Em maio do ano passado, Livingstone declarava na versão preliminar do London Plan que "uma revisão das políticas estratégicas para a implementação de edifícios altos, incluindo o seu papel em maximizar a densidade dos empreendimentos e o seu impacto em paisagens urbanas importantes, está sendo elaborada pela Prefeitura como parte da preparação do relatório final do Plano de Londres".
Impacto na paisagem
Edifícios altos, na escala em que aparecem nas grandes cidades, são primordialmente símbolos do domínio tecnológico e do poder econômico para grandes feitos, atraindo a atenção para localidades de importância visual ou mesmo cívica na cidade. As construções isoladas ou em grupos, fortes ícones na paisagem, chegam a dominar vistas panorâmicas de bairros inteiros à medida em que o ponto de observação se afasta..
O impacto visual, conceito bastante subjetivo e passível de muita polêmica na discussão sobre a verticalidade, é inevitavelmente um fator determinante na elaboração das diretrizes para edifícios altos no caso de Londres. O Plano de Londres define claramente seu conceito de impacto visual negativo do edifício alto. Seria quando ele bloqueia a vista de outro prédio grande ou tolhe panoramas de valor histórico vistos de áreas públicas, também de importância histórica e cívica. A proximidade de um edifício novo de uma obra antiga também pode gerar impacto negativo na paisagem construída. É importante que seja mantida uma margem de céu ao redor dos edifícios classificados como monumentos, a fim de permitir sua contemplação dentro de uma "moldura" proporcional ao contorno dele.
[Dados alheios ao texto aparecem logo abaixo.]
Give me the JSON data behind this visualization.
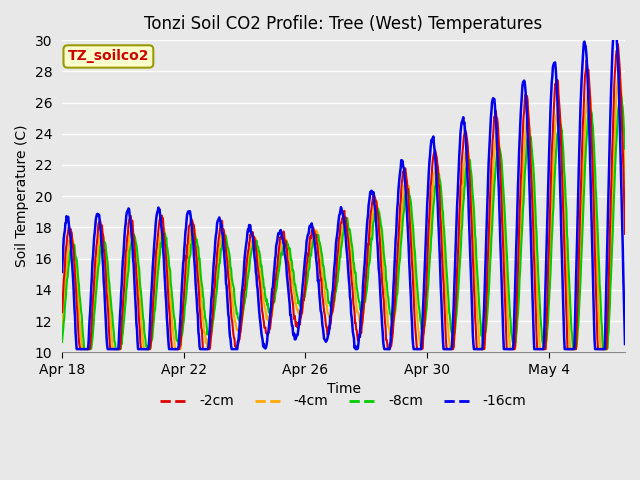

A grande maioria dos edifícios históricos de Londres é de pequeno e médio porte, com exceção de alguns poucos projetados propositadamente para dominar a paisagem, caso da Catedral de St. Paul e da Abadia de Westminster. Respeitando o baixo gabarito, recomenda-se para a localização de novos edifícios altos primeiramente as áreas próximas a edifícios altos já existentes.
Planejamento do futuro
Ao mesmo tempo em que o Plano de Londres demonstra interesse em atender aos anseios do mercado, a fim de explorar as chances de capitalização geradas em um processo de verticalização, as medidas em prol da qualidade de vida e preservação do tecido histórico são bastante impositivas, limitando os novos investimentos a áreas pré-determinadas e aumentando os custos de projeto.
Contudo, dando o exemplo para o mundo, os investidores europeus atuantes em Londres parecem dispostos a pagar o preço e a se submeter às medidas restritivas, em troca de uma melhor qualidade ambiental do edifício e da cidade, tendo a consciência de que os cuidados com os bens públicos como um todo garantem também valor, segurança, estabilidade e respeitabilidade aos seus próprios investimentos.
Persistente nesse passo, e realizando a cidade vislumbrada daqui a 20 anos, a conseqüência natural é que Londres se torne um lugar de excelência em termos de qualidade de vida urbana a cidade do mundo para o século XXI, mais uma vez reafirmando seu papel de mãe das cidades modernas.
* Arquiteta, professora do Departamento de Tecnologia da FAUUSP, doutoranda do programa de pós-graduação da FAUUSP com estágio na Architectural Association Graduate School em Londres, no ano de 2001.